Ia menjelaskan bahwa makna hijrah pada masa sekarang tidak harus dipahami sebagai perpindahan tempat tinggal seperti yang dilakukan Rasulullah SAW. Hijrah dapat diwujudkan dalam bentuk perubahan perilaku, pola pikir, serta kebiasaan sehari-hari yang mengarah pada peningkatan kualitas diri dan kehidupan bermasyarakat.

Menurutnya, perubahan yang besar harus diawali dari perubahan pribadi. Seseorang tidak dapat berharap kondisi lingkungan menjadi lebih baik apabila dirinya sendiri tidak memiliki kemauan untuk berubah. Karena itu, semangat hijrah perlu dimulai dengan membangun optimisme dan keyakinan bahwa setiap orang memiliki kesempatan untuk menjadi lebih baik dari sebelumnya.

"Orang yang hijrah adalah orang yang meninggalkan apa yang Allah larang. Jadi makna hijrah hari ini adalah berpindah menuju kondisi yang lebih dicintai Allah SWT," katanya.

H. Mahfud menilai salah satu langkah penting dalam proses perubahan adalah melakukan muhasabah atau evaluasi diri. Melalui muhasabah, seseorang dapat mengenali berbagai kekurangan yang masih dimiliki, kemudian menyusun langkah-langkah perbaikan secara bertahap dan berkelanjutan.

Ia mengingatkan bahwa banyak orang mudah menilai kesalahan orang lain, tetapi sering kali kesulitan melihat kekurangan dalam dirinya sendiri. Padahal, introspeksi diri menjadi kunci utama untuk menciptakan perubahan yang nyata dan berkelanjutan.

Menurutnya, perubahan tidak harus dimulai dari hal-hal besar yang sulit dilakukan. Justru kebiasaan sederhana yang dilakukan secara konsisten akan memberikan dampak yang lebih besar dalam jangka panjang. Contohnya adalah membiasakan membaca Al-Qur'an setiap hari meskipun hanya satu halaman, memperbaiki kualitas salat, memperbanyak sedekah, serta menjaga lisan dari perkataan yang tidak bermanfaat.

"Jangan takut memulai perubahan. Mulailah dari hal-hal kecil, karena amal yang paling dicintai Allah adalah yang dilakukan terus-menerus meskipun sedikit," ucapnya.

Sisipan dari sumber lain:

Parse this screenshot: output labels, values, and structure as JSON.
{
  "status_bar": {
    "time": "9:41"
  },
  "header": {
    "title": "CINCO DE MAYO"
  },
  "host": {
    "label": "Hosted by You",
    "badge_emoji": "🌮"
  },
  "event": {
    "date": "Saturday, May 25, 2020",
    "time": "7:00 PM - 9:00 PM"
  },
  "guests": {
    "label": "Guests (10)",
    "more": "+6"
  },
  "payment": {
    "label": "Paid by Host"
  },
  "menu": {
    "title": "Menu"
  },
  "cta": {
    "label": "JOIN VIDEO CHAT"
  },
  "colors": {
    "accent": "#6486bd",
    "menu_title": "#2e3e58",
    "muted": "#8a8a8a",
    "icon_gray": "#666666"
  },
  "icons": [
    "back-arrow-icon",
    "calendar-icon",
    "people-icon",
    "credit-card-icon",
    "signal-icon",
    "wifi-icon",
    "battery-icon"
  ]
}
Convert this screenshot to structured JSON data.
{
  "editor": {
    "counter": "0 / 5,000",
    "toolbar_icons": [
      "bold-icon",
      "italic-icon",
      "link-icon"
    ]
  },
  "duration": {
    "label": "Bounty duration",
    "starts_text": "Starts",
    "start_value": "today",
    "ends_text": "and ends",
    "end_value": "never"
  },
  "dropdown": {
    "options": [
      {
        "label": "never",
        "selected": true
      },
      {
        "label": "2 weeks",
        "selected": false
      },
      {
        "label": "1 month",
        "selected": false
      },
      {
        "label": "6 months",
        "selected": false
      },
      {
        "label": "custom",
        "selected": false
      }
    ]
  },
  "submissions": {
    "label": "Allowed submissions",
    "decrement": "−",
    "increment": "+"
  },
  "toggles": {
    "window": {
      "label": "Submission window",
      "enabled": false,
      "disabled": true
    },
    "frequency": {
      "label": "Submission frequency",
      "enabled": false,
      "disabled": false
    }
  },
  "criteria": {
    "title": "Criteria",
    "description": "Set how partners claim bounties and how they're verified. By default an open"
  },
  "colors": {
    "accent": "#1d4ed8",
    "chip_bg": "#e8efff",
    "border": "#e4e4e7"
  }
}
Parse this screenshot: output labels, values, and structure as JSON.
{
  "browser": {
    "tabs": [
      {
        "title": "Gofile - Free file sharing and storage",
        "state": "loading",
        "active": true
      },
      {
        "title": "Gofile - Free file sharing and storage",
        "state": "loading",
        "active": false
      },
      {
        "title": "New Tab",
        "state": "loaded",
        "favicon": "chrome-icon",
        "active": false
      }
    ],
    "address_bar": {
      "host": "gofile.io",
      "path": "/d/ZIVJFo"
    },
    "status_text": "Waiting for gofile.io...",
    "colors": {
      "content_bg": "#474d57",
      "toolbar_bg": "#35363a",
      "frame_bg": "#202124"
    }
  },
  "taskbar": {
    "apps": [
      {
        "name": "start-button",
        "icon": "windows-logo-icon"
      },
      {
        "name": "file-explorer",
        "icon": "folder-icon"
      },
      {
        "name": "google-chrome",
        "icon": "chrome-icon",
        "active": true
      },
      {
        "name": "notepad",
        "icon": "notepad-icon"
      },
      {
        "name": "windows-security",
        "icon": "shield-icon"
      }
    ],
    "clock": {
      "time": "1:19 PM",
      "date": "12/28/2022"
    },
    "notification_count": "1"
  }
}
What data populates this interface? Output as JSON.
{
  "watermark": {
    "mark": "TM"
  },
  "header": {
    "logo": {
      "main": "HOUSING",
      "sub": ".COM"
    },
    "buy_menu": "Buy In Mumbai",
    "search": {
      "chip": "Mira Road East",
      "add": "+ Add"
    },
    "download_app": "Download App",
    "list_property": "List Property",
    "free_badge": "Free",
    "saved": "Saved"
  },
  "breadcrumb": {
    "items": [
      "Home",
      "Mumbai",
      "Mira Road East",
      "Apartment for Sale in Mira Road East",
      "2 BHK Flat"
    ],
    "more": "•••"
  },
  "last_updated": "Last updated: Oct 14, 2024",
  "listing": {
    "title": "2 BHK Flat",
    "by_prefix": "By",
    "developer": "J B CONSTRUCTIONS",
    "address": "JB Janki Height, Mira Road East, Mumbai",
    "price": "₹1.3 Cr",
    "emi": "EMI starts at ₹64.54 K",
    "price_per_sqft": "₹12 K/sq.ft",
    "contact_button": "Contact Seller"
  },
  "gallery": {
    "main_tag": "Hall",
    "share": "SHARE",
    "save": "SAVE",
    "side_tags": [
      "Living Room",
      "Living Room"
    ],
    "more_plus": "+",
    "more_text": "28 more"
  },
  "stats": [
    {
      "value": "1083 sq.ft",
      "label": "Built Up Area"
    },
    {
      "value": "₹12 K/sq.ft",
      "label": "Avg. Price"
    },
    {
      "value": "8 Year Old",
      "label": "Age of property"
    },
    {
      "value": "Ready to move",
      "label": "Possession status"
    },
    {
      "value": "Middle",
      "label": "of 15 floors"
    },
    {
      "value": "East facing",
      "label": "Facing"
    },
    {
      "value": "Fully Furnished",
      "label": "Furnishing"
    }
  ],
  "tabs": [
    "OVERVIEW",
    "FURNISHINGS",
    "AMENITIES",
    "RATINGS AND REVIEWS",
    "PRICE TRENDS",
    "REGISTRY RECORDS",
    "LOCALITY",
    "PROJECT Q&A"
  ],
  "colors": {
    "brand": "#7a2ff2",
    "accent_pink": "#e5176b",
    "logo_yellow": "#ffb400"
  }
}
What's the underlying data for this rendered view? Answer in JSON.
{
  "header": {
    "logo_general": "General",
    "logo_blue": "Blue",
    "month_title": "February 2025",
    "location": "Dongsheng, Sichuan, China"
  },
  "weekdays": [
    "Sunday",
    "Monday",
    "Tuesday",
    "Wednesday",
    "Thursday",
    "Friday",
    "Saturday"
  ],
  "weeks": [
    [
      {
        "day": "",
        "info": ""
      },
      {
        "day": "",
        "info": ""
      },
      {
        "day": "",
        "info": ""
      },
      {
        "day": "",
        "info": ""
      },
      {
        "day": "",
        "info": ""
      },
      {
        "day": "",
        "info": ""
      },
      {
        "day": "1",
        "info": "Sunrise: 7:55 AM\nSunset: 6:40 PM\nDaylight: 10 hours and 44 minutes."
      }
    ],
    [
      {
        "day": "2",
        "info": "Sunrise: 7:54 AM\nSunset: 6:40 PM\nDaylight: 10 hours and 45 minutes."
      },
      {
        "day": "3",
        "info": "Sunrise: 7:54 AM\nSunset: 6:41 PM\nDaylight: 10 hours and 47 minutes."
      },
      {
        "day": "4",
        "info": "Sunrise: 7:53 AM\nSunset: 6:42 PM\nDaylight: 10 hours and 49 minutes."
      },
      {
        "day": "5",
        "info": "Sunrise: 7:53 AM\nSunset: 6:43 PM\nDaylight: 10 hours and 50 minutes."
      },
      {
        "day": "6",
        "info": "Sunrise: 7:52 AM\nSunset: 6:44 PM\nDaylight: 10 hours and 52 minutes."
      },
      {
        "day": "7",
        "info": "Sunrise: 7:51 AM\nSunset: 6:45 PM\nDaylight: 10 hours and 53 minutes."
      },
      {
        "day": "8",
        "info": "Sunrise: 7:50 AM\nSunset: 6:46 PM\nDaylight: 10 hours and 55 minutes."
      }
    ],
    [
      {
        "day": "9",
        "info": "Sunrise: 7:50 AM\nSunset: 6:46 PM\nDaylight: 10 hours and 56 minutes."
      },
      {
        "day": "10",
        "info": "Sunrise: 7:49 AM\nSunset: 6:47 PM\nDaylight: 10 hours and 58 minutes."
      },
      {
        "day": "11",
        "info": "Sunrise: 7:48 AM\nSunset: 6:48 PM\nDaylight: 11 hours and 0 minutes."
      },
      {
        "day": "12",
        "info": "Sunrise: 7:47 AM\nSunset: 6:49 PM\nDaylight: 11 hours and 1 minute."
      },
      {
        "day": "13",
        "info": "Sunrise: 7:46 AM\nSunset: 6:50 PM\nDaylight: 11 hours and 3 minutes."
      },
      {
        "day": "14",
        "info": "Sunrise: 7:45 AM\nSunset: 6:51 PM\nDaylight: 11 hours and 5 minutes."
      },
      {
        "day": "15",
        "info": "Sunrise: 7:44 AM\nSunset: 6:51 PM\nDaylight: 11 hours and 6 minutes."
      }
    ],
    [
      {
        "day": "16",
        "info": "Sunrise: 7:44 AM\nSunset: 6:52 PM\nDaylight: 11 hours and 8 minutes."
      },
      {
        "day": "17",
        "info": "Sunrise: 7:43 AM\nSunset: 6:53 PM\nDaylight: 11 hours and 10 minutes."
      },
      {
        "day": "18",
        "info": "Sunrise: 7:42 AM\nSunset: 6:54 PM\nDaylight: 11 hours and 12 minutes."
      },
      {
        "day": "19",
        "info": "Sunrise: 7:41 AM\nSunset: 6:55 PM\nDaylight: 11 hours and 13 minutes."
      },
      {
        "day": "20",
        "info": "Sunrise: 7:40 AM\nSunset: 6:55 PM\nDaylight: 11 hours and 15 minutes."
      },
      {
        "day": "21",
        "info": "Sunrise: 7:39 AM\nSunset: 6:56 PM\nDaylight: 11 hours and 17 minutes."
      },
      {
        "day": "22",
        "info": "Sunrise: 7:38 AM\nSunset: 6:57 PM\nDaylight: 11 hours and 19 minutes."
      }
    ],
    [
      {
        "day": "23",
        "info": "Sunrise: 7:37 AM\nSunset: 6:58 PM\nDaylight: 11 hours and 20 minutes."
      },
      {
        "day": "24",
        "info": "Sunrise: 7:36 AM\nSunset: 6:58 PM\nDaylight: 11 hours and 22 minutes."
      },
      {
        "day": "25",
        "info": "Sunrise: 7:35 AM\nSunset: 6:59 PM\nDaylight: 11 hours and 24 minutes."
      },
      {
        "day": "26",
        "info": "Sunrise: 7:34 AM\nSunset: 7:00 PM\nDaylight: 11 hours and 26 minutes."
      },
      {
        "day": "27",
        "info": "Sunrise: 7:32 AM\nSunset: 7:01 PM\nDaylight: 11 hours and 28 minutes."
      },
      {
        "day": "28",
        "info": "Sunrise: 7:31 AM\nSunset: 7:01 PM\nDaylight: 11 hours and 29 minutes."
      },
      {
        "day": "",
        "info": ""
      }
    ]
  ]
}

Di tengah perkembangan teknologi dan media sosial yang semakin pesat, H. Mahfud mengingatkan masyarakat untuk memanfaatkan kemajuan tersebut sebagai sarana menambah ilmu dan meningkatkan keimanan. Menurutnya, teknologi dapat menjadi alat yang membawa manfaat apabila digunakan untuk mengakses konten-konten positif dan memperluas wawasan keagamaan.

"Kalau teknologi bisa digunakan untuk mendengar bacaan Al-Qur'an, kajian agama, dan ilmu yang bermanfaat, mengapa tidak kita manfaatkan untuk mendekatkan diri kepada Allah," katanya.

Ia menilai tantangan terbesar masyarakat saat ini bukan hanya kemajuan teknologi itu sendiri, melainkan bagaimana mengendalikan diri dalam menggunakannya. Karena itu, diperlukan kesadaran untuk memilih informasi yang bermanfaat serta menghindari konten yang dapat merusak moral dan akhlak.

Selain perubahan individu, H. Mahfud juga menekankan pentingnya peran keluarga sebagai fondasi utama pembentukan karakter generasi muda. Menurutnya, keluarga merupakan madrasah pertama yang akan menentukan arah perkembangan anak dalam kehidupan sosial maupun keagamaan.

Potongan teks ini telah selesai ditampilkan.